During the next four years he served on important duties as Chief Surgeon of Maneuver Camps, and as Chief Surgeon of the Department of Texas.

The years between 1906 and 1909 he spent in Cuba as Chief Sanitary Inspector and Chief Surgeon of the Army of Cuban Pacification. This work in Cuba was signally successful, and after two years spent iii Washington as President of the Army Medical Examining Board he was ordered to duty as chief surgeon of the division mobilized at San Antonio, Texas, in 1911. It was in the camp of this division that the world was given the first conclusive demonstration that enteric fever could be entirely eliminated as a disease inevitable to aggregations of soldiers under mobilization by the method of immunization developed by Russell.

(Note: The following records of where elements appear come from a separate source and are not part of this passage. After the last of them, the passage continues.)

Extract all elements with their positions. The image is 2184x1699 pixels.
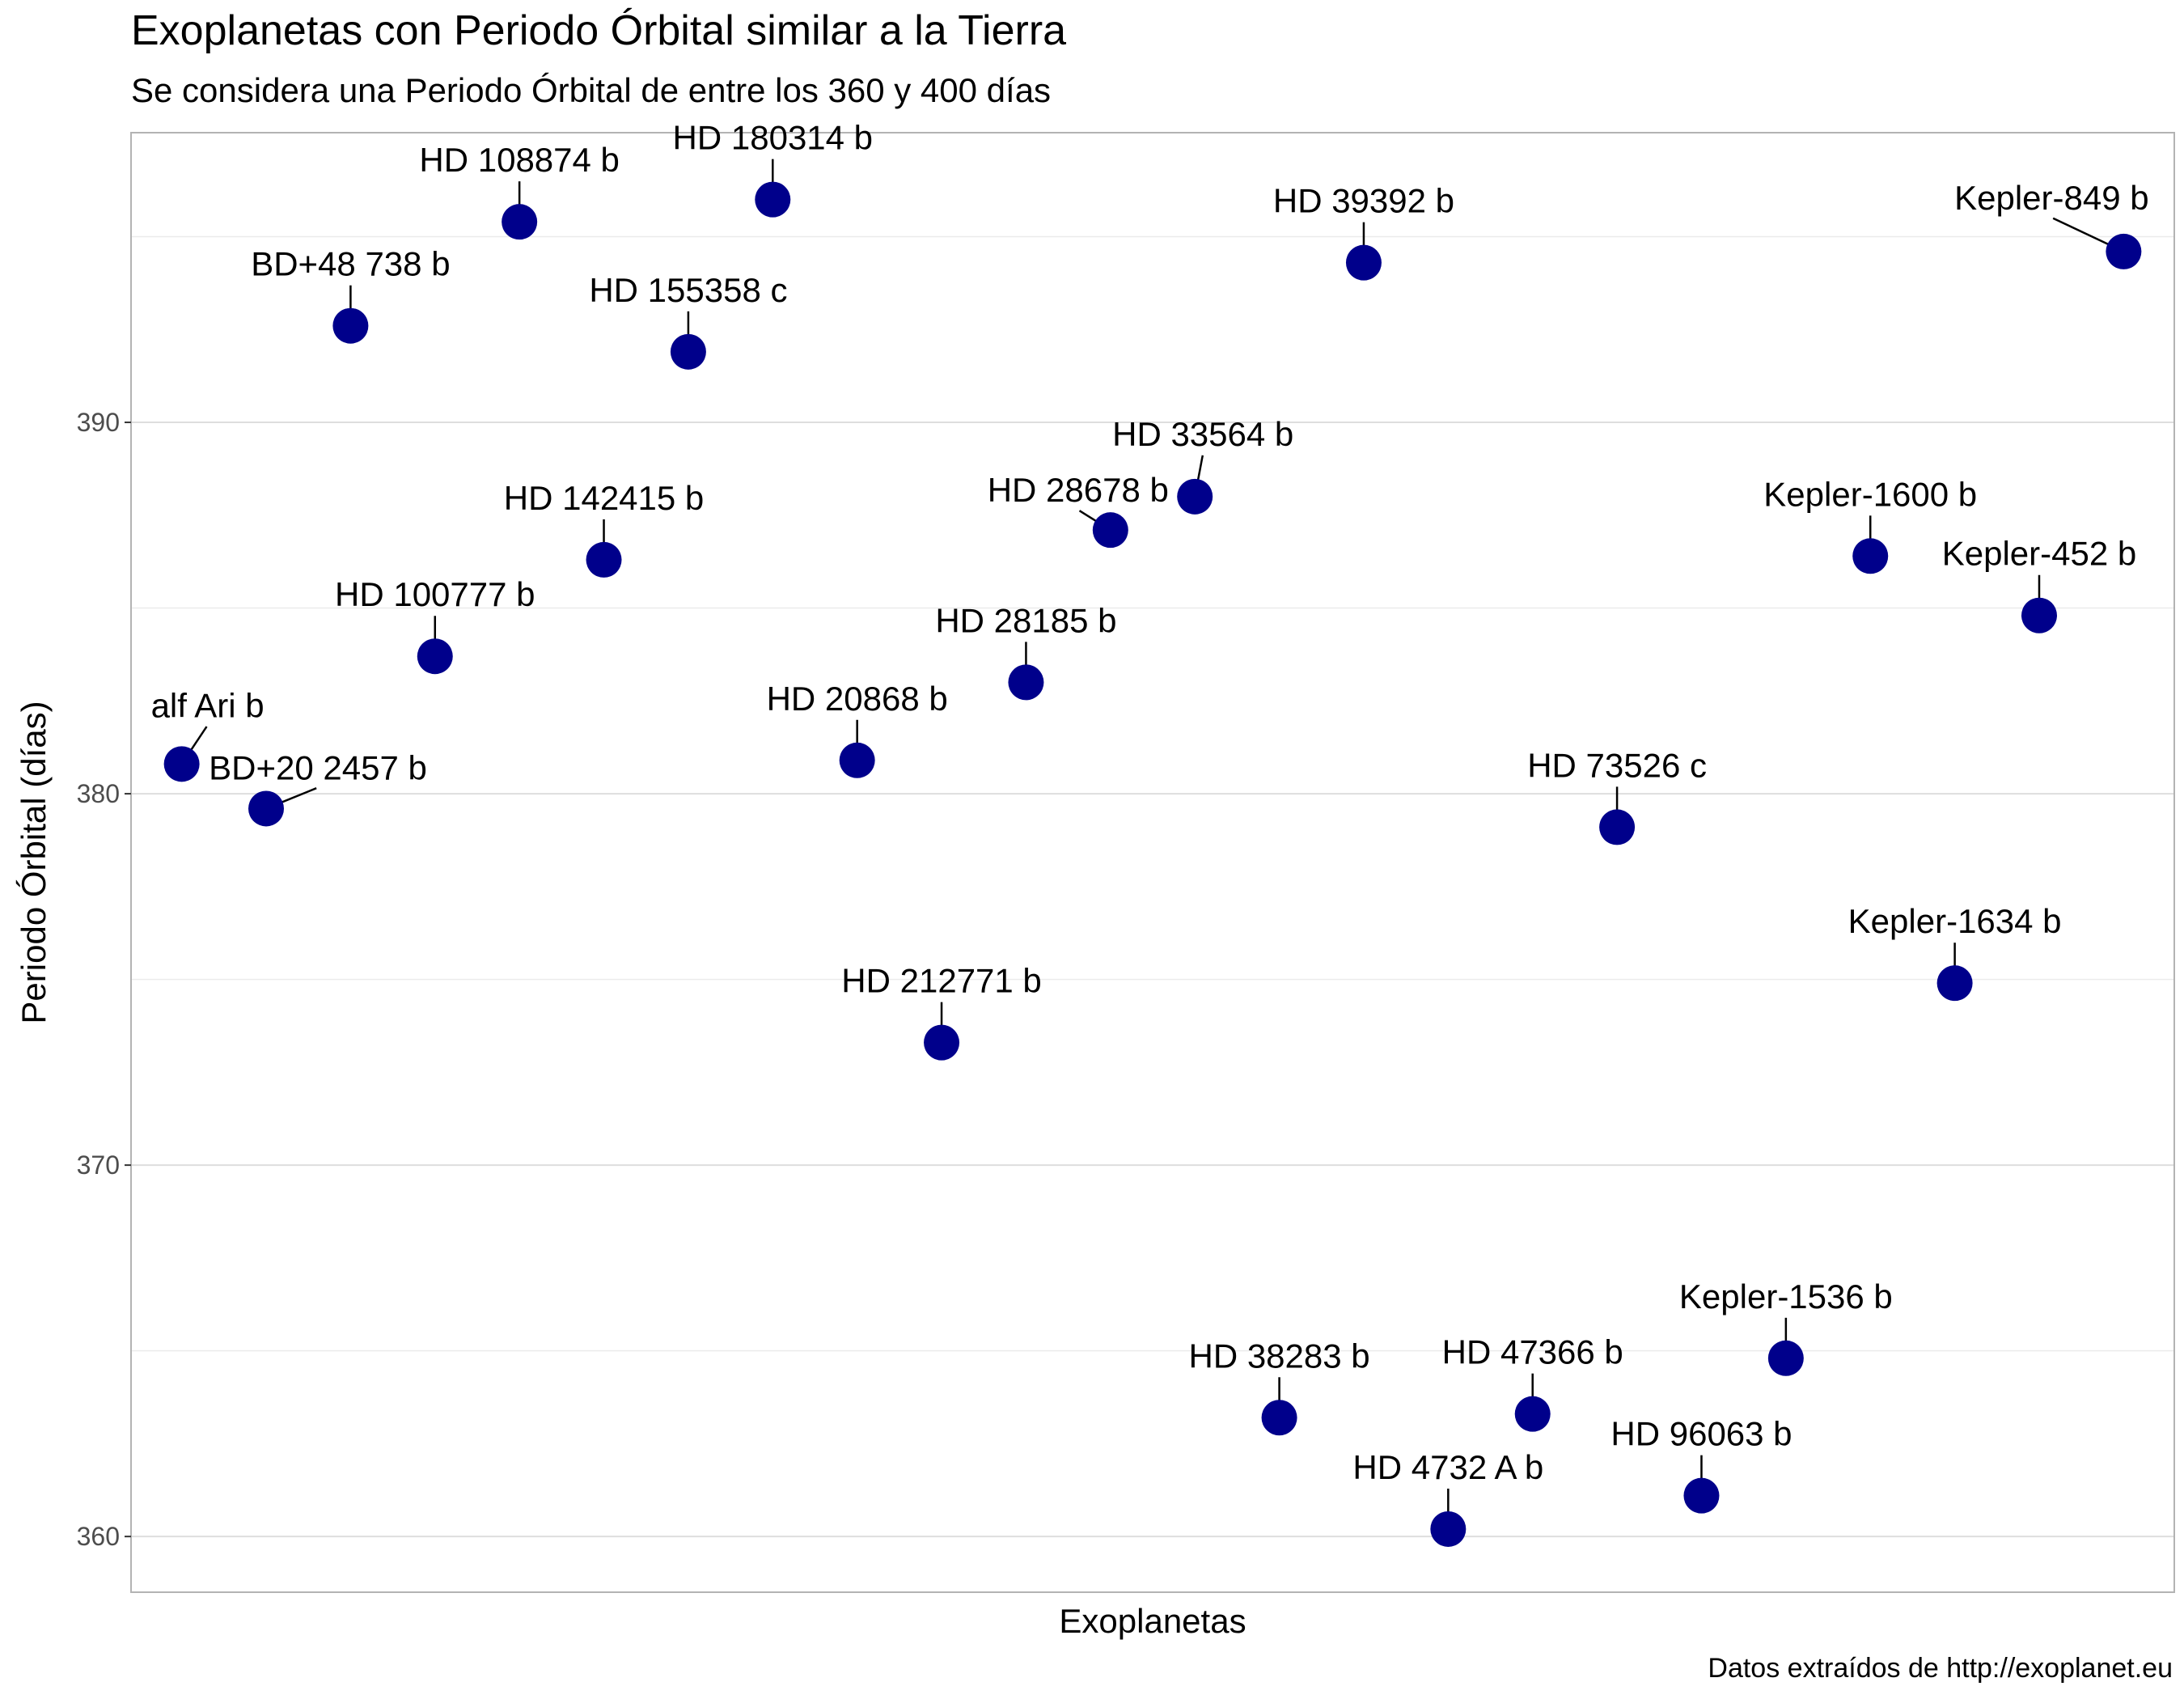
point-hd-28678-b [1092,512,1128,549]
gridlines [131,235,2174,1538]
point-label-hd-38283-b: HD 38283 b [1188,1337,1369,1375]
point-kepler-452-b [2021,597,2057,633]
point-hd-73526-c [1599,809,1636,845]
point-label-hd-28185-b: HD 28185 b [935,601,1116,639]
point-hd-212771-b [924,1024,960,1061]
point-label-kepler-1600-b: Kepler-1600 b [1763,475,1977,513]
point-kepler-1600-b [1852,538,1889,574]
point-hd-38283-b [1261,1400,1297,1436]
point-label-hd-212771-b: HD 212771 b [841,962,1042,1000]
point-hd-47366-b [1514,1396,1551,1432]
point-label-hd-39392-b: HD 39392 b [1273,182,1454,220]
point-kepler-849-b [2106,233,2142,269]
point-labels: alf Ari b BD+20 2457 b BD+48 738 b HD 10077… [151,119,2149,1486]
chart-subtitle: Se considera una Periodo Órbital de entr… [131,71,1052,109]
point-kepler-1536-b [1767,1340,1804,1376]
chart-title: Exoplanetas con Periodo Órbital similar … [131,7,1067,54]
point-hd-100777-b [417,638,453,675]
point-label-hd-73526-c: HD 73526 c [1527,746,1707,784]
point-kepler-1634-b [1936,965,1973,1002]
leader-line-kepler-849-b [2052,217,2117,249]
point-hd-155358-c [670,333,706,370]
point-hd-28185-b [1008,664,1044,701]
point-label-hd-20868-b: HD 20868 b [767,680,948,718]
point-alf-ari-b [163,746,200,782]
point-hd-180314-b [755,181,791,218]
point-hd-33564-b [1177,478,1213,515]
point-label-kepler-1536-b: Kepler-1536 b [1679,1277,1893,1316]
point-label-hd-96063-b: HD 96063 b [1610,1415,1792,1453]
point-label-kepler-452-b: Kepler-452 b [1942,535,2137,573]
point-label-hd-142415-b: HD 142415 b [504,479,705,517]
chart-caption: Datos extraídos de http://exoplanet.eu [1708,1653,2173,1684]
data-points [163,181,2142,1547]
point-label-hd-28678-b: HD 28678 b [988,471,1169,509]
point-label-kepler-1634-b: Kepler-1634 b [1848,902,2062,940]
point-bd-20-2457-b [248,790,285,827]
point-label-alf-ari-b: alf Ari b [151,686,265,724]
point-label-hd-108874-b: HD 108874 b [419,141,620,179]
y-tick-label: 360 [77,1522,120,1551]
point-label-hd-155358-c: HD 155358 c [589,271,787,309]
point-label-hd-47366-b: HD 47366 b [1442,1333,1623,1371]
y-tick-label: 380 [77,779,120,808]
point-hd-4732-a-b [1430,1510,1467,1547]
point-label-hd-100777-b: HD 100777 b [335,575,535,613]
point-hd-20868-b [839,742,875,778]
label-leader-lines [185,159,2117,1521]
point-hd-39392-b [1345,244,1382,281]
point-hd-142415-b [586,541,622,578]
point-bd-48-738-b [332,307,369,344]
point-label-hd-180314-b: HD 180314 b [673,119,874,157]
point-label-hd-33564-b: HD 33564 b [1112,415,1293,453]
y-tick-label: 390 [77,408,120,437]
point-label-hd-4732-a-b: HD 4732 A b [1352,1448,1543,1486]
point-label-kepler-849-b: Kepler-849 b [1954,179,2149,217]
panel-border [130,132,2175,1593]
point-label-bd-20-2457-b: BD+20 2457 b [209,748,427,786]
y-tick-label: 370 [77,1150,120,1180]
point-label-bd-48-738-b: BD+48 738 b [251,245,450,283]
point-hd-96063-b [1683,1477,1720,1514]
y-axis-ticks: 360 370 380 390 [77,408,131,1551]
y-axis-title: Periodo Órbital (días) [15,701,53,1023]
x-axis-title: Exoplanetas [1059,1602,1246,1640]
point-hd-108874-b [502,204,538,240]
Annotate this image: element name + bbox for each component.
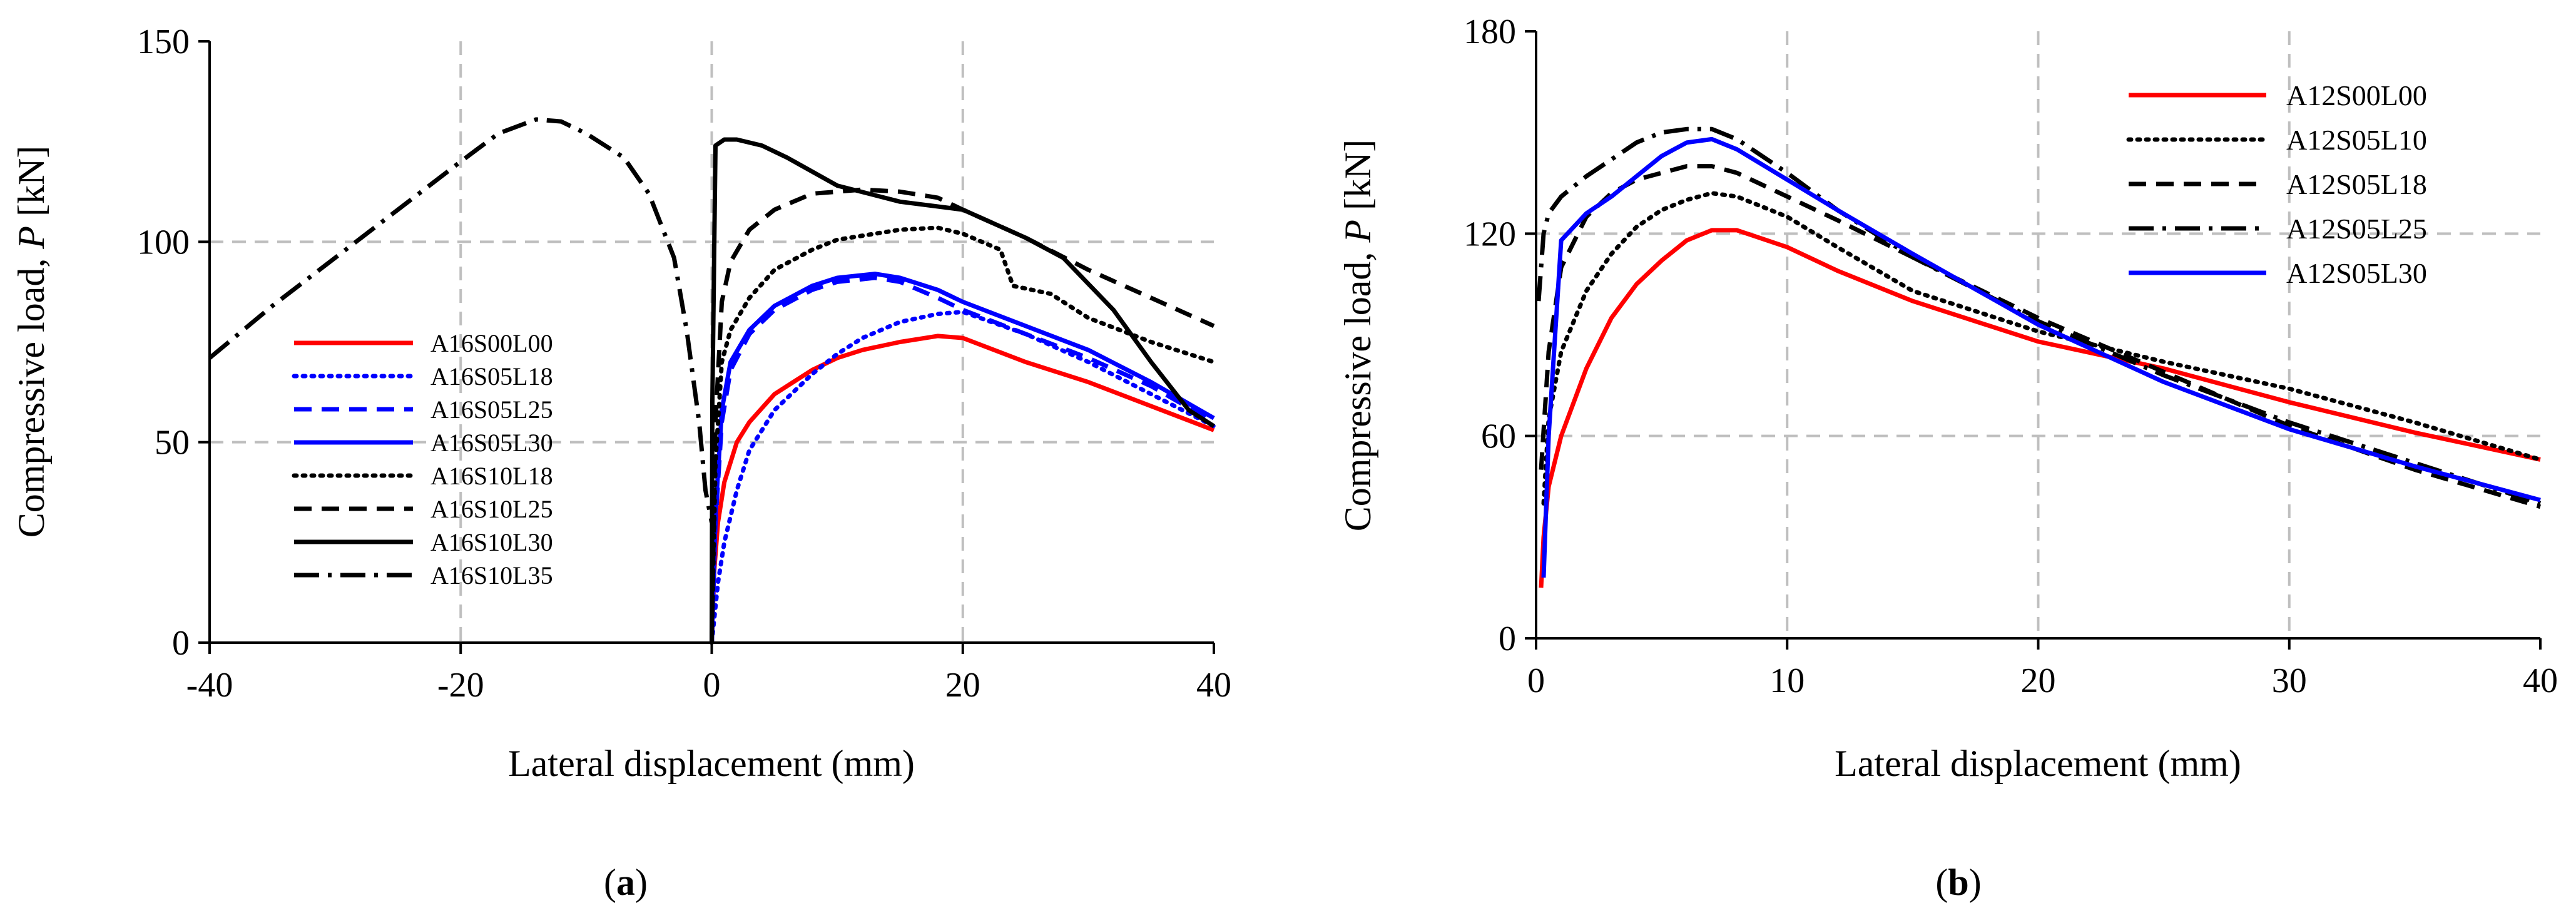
- legend-label: A16S05L18: [430, 362, 553, 390]
- legend-label: A12S05L30: [2286, 257, 2427, 289]
- legend-item-a12s05l30: A12S05L30: [2129, 257, 2427, 289]
- legend-label: A16S00L00: [430, 329, 553, 357]
- legend-item-a12s05l10: A12S05L10: [2126, 124, 2427, 156]
- y-axis-label-a: Compressive load, P [kN]: [11, 146, 52, 538]
- tick-labels-a: -40 -20 0 20 40 0 50 100 150: [137, 23, 1231, 705]
- y-tick-label-b: 0: [1499, 620, 1516, 658]
- panel-label-b: (b): [1935, 862, 1981, 903]
- y-axis-label-b: Compressive load, P [kN]: [1337, 140, 1378, 532]
- y-axis-label-prefix-b: Compressive load,: [1337, 243, 1378, 532]
- panel-label-a: (a): [604, 862, 648, 903]
- y-axis-label-symbol-a: P: [11, 226, 52, 250]
- legend-label: A16S10L30: [430, 528, 553, 556]
- chart-panel-b: 0 10 20 30 40 0 60 120 180 Lateral displacement …: [1337, 13, 2558, 903]
- x-tick-label-b: 30: [2272, 661, 2307, 700]
- y-axis-label-suffix-a: [kN]: [11, 146, 52, 226]
- legend-b: A12S00L00 A12S05L10 A12S05L18 A12S05L25 A12S…: [2126, 79, 2427, 289]
- series-group-a: [208, 117, 1216, 645]
- x-tick-label-a: 40: [1196, 666, 1231, 705]
- legend-label: A16S10L25: [430, 495, 553, 523]
- series-line-a16s10l35: [208, 117, 714, 523]
- y-axis-label-suffix-b: [kN]: [1337, 140, 1378, 220]
- x-tick-label-b: 0: [1527, 661, 1545, 700]
- legend-label: A12S05L18: [2286, 168, 2427, 200]
- legend-label: A12S00L00: [2286, 79, 2427, 111]
- y-tick-label-a: 100: [137, 223, 190, 262]
- series-line-a12s05l18: [1539, 164, 2541, 509]
- y-tick-label-a: 50: [155, 424, 190, 462]
- x-axis-label-b: Lateral displacement (mm): [1835, 743, 2241, 784]
- legend-item-a16s10l35: A16S10L35: [294, 561, 553, 589]
- legend-item-a12s05l25: A12S05L25: [2129, 213, 2427, 245]
- legend-item-a16s10l25: A16S10L25: [294, 495, 553, 523]
- legend-item-a16s05l18: A16S05L18: [292, 362, 553, 390]
- legend-label: A16S10L35: [430, 561, 553, 589]
- legend-label: A12S05L25: [2286, 213, 2427, 245]
- y-axis-label-prefix-a: Compressive load,: [11, 249, 52, 538]
- legend-item-a16s00l00: A16S00L00: [294, 329, 553, 357]
- y-tick-label-a: 150: [137, 23, 190, 61]
- chart-panel-a: -40 -20 0 20 40 0 50 100 150 Lateral displacemen…: [11, 23, 1231, 903]
- legend-item-a12s05l18: A12S05L18: [2129, 168, 2427, 200]
- x-tick-label-a: 0: [703, 666, 721, 705]
- series-line-a16s05l18: [710, 309, 1216, 645]
- series-line-a12s05l25: [1536, 126, 2542, 506]
- series-line-a12s05l30: [1541, 136, 2541, 578]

It was quite consonant with the estimation of General Birmingham held in the War Department that he should have been ordered to Mexico with the Vera Cruz expedition, as chief surgeon, with General Funston, in 1914. He remained on that duty until November, 1914, when he became Chief Surgeon of the Eastern Department.

In May, 1916, he came to Washington and was acting Surgeon General for six months, during the concentration of troops on the Mexican border.

In 1917 he was sent to France on an inspection trip and while there was promoted Brigadier General in the National Army. In March,1918, he was retired from active service as a Colonel, being then sixty-four years old.

Whether it were the rough-riding cavalryman of the days when saddle pockets were made to carry his reserve wardrobe, or the young medical officer looking to be taught how to do it by the "Old Man," the heart beat the quicker when he came around, and the glow of affection and friendship became the warmer in his presence.

General Birmingham's career epitomizes his character and his aptitudes. He was constantly given new and large responsibilities because his sound practical common sense, his firmness of will, and hisexact compliance with orders made him a man who could always be trusted.

General Birmingham was one of the oldest and most loyal members of our Association. His membership began in 1895, and after holding the vice-presidential and presidential offices, terminated only with his death.